Y si ello es así, pocas dudas caben de que en esta nueva etapa, hasta que el Tribunal Supremo no resuelva el recurso interpuesto, se levante la prohibición reglamentaria y se produzca un debate previo y transparente, nadie se aplicará compensaciones extraídas de la caja común, lo que no empece que recuperen todos los gastos en que puedan incurrir y se pague del fondo común al notario sustituto que atienda la notaría y palie las ausencias de los cargos nombrados.

"La nueva etapa que, superadas las fracturas internas, anuncia el binomio actualmente abre un período de esperanza e ilusión para todos con sus promesas de transparencia, seriedad, democracia interna y diálogo"

Pocas dudas caben también de que en esta línea de transparencia que exige la administración de fondos públicos (ajenos), en nada se coartará la libertad de los decanos para examinar sin restricciones la contabilidad General del Notariado y la gestión de las empresas vinculadas al Consejo cuya oportunidad y utilidad están obligados a revisar en Pleno. Y no porque los decanos tengan derecho, que lo tienen, sino porque están obligados y es su responsabilidad hacerlo.
Pocas dudas hay, además, de que habrá una revisión general de la política actual del Consejo, sopesando la utilidad y el fundamento actual de observatorios, publicaciones, jornadas y cursos que nacieron para coyunturas determinadas, algunas hoy superadas, recuperando para el Notariado el timón de su nave hoy dejado en manos de quienes carecen de sensibilidad notarial, cuando no directamente externalizado con pérdida por los notarios del control político, económico y hasta empresarial de sus objetivos.
Y pocas dudas hay también de que en el futuro, lo esencial, todo lo esencial, habrá de ser debatido por el Pleno, institución que es necesario recuperar, teniendo presente que a la Comisión Permanente sólo corresponde decidir en emergencias y situaciones de urgencia o cuando haya sido habilitada expresamente por el Pleno, que es el que debe marcar la dirección y el ritmo de la marcha. Y por supuesto también es el Pleno el que habrá de abordar la organización del Notariado y la forma de elección de los nuevos Presidentes atendiendo la demanda de los notarios de a pie y abreviando ese debate eterno que los negacionistas proponen para obstaculizarlo.

"Mientras se actúe sobre estas coordenadas, El NOTARIO DEL SIGLO XXI prestará todas sus energías al logro de esos objetivos y de cuanto pueda coadyuvar al reforzamiento del papel institucional del Notariado en la sociedad"
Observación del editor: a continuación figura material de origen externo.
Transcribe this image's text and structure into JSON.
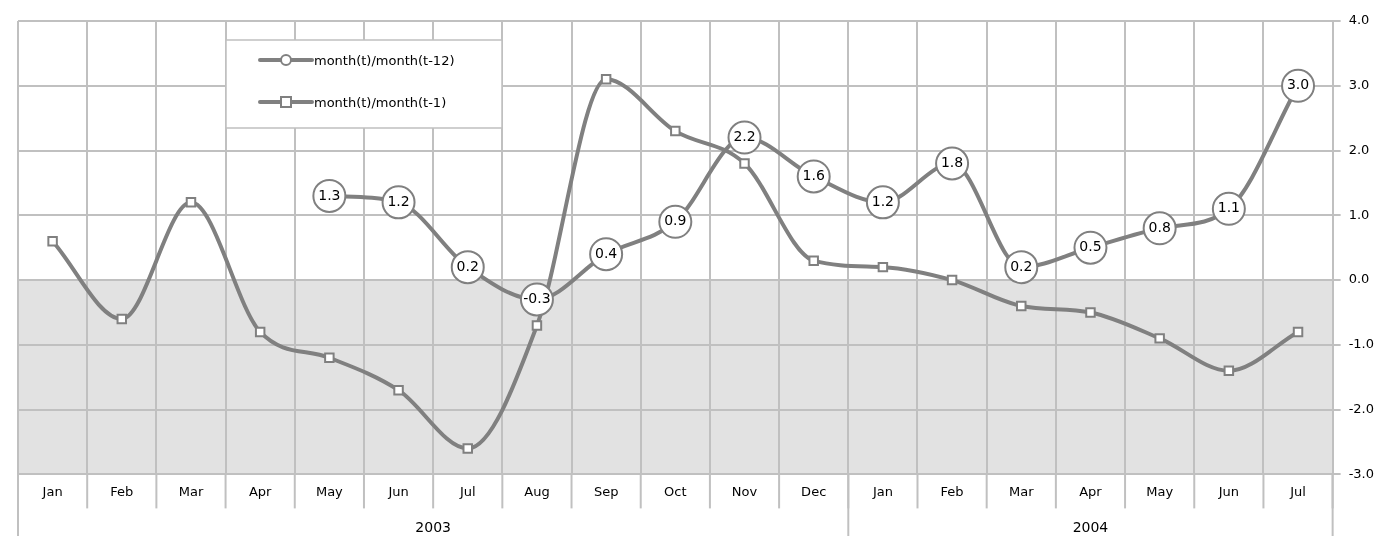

Hay muchas cosas que rectificar, y muchas más que emprender. Basta repasar los acuerdos y noticias de las últimas sesiones del Consejo para advertir cómo se ha dilapidado el tiempo en infructuosos paseos por la corte y estériles debates internos, sin entrar nunca a debatir la situación del Notariado, su posición frente a otros cuerpos o los matices que deben marcar la función notarial en esta encrucijada para seguir demostrando su utilidad social.
Hay mucho que hacer. Y mientras se actúe sobre estas coordenadas, El NOTARIO DEL SIGLO XXI, en su línea de defender la esencia de la institución, aunque (en contra de todo lo que arteramente habían propalado los compensados) el Colegio de Madrid no esté en el mando, prestará todas sus energías al logro de esos objetivos y de cuanto pueda coadyuvar al reforzamiento del papel institucional del Notariado en la sociedad.